Interactions between government and business are more important than ever and the risks of getting it wrong are greater than ever, Neil S. Braun, dean of the Pace University Lubin School of Business, told Thomson Reuters.
The Lubin School and the Association of International Bank Auditors have addressed this need by collaboratively developing a Certified Compliance and Regulatory Professional certificate program for professionals working in the global financial services industry, Braun said.
The CCRP™ program will be the inaugural course offered at Lubin’s new Center for Global Governance, Reporting and Regulation in midtown Manhattan on Thursday evenings beginning January 19. (For course and registration information, click here.)
The complexity of world markets and diverse political systems means managing international business activities is both more important and more difficult than ever. It has become evident that planning and execution are as important in matters of risk management and regulatory compliance as they are in the traditional business disciplines. The CCRP™ will provide the analytical framework to enhance management’s ability to anticipate and address a fast changing and increasingly regulated world with specific focus on the international banking industry, Braun said.

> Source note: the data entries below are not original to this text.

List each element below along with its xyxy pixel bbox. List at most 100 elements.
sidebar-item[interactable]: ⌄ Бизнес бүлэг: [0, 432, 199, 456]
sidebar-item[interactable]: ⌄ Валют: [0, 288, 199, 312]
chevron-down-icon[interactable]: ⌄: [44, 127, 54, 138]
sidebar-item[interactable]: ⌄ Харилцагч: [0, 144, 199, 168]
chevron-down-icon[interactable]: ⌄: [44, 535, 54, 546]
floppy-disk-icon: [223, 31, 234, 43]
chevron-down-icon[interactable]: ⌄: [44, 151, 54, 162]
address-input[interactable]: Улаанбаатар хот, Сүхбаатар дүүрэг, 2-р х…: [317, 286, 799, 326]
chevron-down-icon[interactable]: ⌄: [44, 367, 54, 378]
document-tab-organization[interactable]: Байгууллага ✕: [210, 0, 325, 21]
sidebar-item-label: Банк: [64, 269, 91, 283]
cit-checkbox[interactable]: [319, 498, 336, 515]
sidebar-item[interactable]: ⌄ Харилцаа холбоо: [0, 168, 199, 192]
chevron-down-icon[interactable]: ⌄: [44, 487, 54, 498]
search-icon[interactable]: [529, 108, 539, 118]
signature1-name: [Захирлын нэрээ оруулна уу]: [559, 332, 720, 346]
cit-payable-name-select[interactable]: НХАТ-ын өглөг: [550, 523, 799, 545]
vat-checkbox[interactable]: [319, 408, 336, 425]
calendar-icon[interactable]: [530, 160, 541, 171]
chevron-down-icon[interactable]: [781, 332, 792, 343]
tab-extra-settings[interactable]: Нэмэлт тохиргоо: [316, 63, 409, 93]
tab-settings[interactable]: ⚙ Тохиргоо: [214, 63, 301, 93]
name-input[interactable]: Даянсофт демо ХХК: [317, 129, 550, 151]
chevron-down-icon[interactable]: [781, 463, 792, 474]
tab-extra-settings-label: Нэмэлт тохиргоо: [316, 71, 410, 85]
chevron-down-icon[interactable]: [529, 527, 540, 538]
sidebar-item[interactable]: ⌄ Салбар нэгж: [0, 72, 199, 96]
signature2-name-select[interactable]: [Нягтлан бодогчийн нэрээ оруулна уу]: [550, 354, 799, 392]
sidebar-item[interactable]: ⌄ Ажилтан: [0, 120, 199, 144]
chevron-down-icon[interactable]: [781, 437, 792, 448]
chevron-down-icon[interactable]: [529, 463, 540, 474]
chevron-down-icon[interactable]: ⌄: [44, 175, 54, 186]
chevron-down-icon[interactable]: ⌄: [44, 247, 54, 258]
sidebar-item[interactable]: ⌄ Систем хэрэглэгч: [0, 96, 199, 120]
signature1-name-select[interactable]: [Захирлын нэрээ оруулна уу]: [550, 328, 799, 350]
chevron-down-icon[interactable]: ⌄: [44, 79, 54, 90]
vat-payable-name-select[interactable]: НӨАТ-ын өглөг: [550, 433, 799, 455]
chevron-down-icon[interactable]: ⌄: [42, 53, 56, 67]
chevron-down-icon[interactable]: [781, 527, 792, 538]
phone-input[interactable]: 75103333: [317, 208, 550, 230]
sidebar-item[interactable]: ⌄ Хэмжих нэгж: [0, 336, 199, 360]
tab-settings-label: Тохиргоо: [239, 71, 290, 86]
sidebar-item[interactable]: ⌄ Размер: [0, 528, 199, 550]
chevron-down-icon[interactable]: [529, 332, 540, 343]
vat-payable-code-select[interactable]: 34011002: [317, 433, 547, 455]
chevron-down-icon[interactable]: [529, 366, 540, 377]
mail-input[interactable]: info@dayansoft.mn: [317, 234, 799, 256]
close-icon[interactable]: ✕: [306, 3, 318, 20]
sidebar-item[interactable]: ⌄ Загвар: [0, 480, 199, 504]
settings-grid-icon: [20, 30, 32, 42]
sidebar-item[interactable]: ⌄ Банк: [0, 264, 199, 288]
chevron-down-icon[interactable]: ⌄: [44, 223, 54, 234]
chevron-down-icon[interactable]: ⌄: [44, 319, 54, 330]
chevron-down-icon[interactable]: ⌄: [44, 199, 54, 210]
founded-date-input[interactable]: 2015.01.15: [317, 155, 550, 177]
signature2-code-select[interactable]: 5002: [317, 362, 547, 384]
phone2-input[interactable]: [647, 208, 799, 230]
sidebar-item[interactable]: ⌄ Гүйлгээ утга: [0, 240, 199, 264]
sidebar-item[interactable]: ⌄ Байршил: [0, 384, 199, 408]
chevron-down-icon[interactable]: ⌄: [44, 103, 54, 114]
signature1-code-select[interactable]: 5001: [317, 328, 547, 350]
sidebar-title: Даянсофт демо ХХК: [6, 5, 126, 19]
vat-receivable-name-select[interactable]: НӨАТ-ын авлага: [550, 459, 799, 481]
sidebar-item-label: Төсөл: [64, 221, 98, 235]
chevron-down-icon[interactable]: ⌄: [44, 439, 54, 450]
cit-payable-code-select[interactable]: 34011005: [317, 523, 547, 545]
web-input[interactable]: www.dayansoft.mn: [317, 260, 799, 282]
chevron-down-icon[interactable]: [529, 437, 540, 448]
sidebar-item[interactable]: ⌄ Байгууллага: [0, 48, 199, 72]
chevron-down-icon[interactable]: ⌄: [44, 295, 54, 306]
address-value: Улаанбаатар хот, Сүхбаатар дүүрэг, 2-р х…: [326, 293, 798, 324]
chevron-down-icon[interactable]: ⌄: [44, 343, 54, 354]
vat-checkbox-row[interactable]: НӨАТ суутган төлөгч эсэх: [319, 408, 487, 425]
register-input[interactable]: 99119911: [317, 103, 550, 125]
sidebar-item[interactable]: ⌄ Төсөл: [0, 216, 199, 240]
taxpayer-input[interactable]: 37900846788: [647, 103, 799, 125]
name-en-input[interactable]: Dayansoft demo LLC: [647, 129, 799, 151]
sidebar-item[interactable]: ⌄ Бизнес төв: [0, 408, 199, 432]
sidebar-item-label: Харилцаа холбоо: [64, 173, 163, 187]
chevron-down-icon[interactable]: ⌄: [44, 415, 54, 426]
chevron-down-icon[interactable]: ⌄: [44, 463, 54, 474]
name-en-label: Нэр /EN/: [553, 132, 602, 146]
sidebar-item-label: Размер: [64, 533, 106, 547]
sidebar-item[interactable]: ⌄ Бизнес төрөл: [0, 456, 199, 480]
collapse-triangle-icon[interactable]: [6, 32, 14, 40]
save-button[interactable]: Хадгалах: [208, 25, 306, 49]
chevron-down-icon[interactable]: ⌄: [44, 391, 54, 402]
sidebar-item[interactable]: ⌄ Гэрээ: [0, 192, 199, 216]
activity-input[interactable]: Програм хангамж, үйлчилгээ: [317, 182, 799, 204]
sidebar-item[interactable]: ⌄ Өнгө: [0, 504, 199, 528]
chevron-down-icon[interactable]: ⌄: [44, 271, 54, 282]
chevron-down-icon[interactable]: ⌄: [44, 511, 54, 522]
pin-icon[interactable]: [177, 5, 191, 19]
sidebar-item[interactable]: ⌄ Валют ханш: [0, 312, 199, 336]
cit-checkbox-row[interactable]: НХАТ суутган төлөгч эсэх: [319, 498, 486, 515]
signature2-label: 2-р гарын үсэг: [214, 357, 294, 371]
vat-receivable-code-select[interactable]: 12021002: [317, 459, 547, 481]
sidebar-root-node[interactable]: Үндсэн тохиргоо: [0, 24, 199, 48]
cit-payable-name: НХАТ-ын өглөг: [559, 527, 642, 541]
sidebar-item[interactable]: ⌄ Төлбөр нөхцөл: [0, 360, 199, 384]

The program was developed by Lubin professors working with AIBA’s internal audit, compliance and internal control members, who represent nearly 100 US, primarily New York City area-based, branches and agencies of foreign banks. The work took four professors and eight industry professionals about 1,000 hours, Lubin professor John Alan James told Thomson Reuters.
“We are very excited to partner with Pace’s Lubin School of Business … in offering this unique program to provide intensive regulatory risk-management training for industry professionals,” said Steven Lewis, Chairman of the AIBA.
Developing the program was a collaborative effort, not just a sign-off on an already developed curriculum, said David DeMartino, a principal at Compliance Professional Resources LLC and AIBA adviser to the program.
Most international certifications are not of significant consequence, DeMartino said, as hiring managers we don’t think that’s enough.
Teaming the AIBA with Lubin added credibility to the certificate because compliance practitioners were engaged in developing the program, said another AIBA adviser, Romeo A. Vinas, of the Arab Banking Corporation BSC.
The curriculum was developed by compliance practitioners dealing with reality every day and is designed to prepare potential new-hire and promotion candidates for ever-growing and -changing regulatory requirements, said Vinas.
Vinas differentiated the CCRP™ from other recognized certifications, saying only the CCRP™ addresses corporate governance and enterprise risk management as well as anti-money laundering and anti-terrorist financing controls.
Lubin and the AIBA said it is critical to have a recognized business school develop a program that will be administered by industry audit and compliance professionals because:
- financial institutions are facing an increased regulatory burden, that is increasing at a dramatic pace, in the US and abroad;
- the regulatory compliance market requires a significant set of skills that include elements from the accounting, finance and legal professions;
- existing certifications do not offer enough depth to provide students with the knowledge to make an impact in the workforce; and
- ongoing retraining is critical and must be professionally administered.
The development goal was to create a certification based on not just theory but also the practical elements of compliance [such as] incorporating technology, said AIBA adviser DeMartino.
Calling the program one of the only [ones] on using technology in the industry, DeMartino said it looks at how technology relates to regulation and asks about the quality of information, not just number crunching.
The program is designed for banking professionals who seek a solid understanding of the growing significance of regulation and the need for compliance. The initial class will likely include regulators, compliance professionals, lawyers, internal auditors, risk decision makers, and accounting and operational managers, James said.
The first class will receive their certifications just as critical new rules such as the Volcker rule on proprietary trading and a new derivatives trading regime will likely take effect. The course will teach how to manage uncertainty and train others at the bank, from directors and C-suite executives, to supervisors, to trading, audit and operational professionals.
An important goal will be to help the bank determine its risk appetite and apply it throughout its policies and procedures, and to develop organizational structures that break down and eliminate silos, James said.
Recipients of the CCRP™ certificate will have learned to think strategically and tactically, and then customize appropriate solutions for the international financial services institutions where they work, said Lubin dean Braun.
CCRP™ recipients will also have learned how to organize their institution’s compliance structure and train their colleagues to be effective and efficient, said James.
CCRP™ holders may also receive six credits towards a Lubin MBA, Braun said. The school will consider developing programs for other industry sectors such as brokerage or investment banking.
The program will consist of three parts:
- corporate governance in international banking; and enterprise, compliance and operational risk management;
- compliance risk assessment; anti- money laundering and anti-terrorist financing controls; and the role of technology in establishing proper compliance programs; and
- developing and managing a banking compliance program.
Roughly the last third of the program will have each student participate in a practical project.
Students will be expected to attend classes, but lectures will be archived for viewing if occasional business travel takes a student out of town. If Lubin develops programs for other financial service sectors it will consider offering remote classes for non-area students as long as they can participate in the project requirement, Braun said.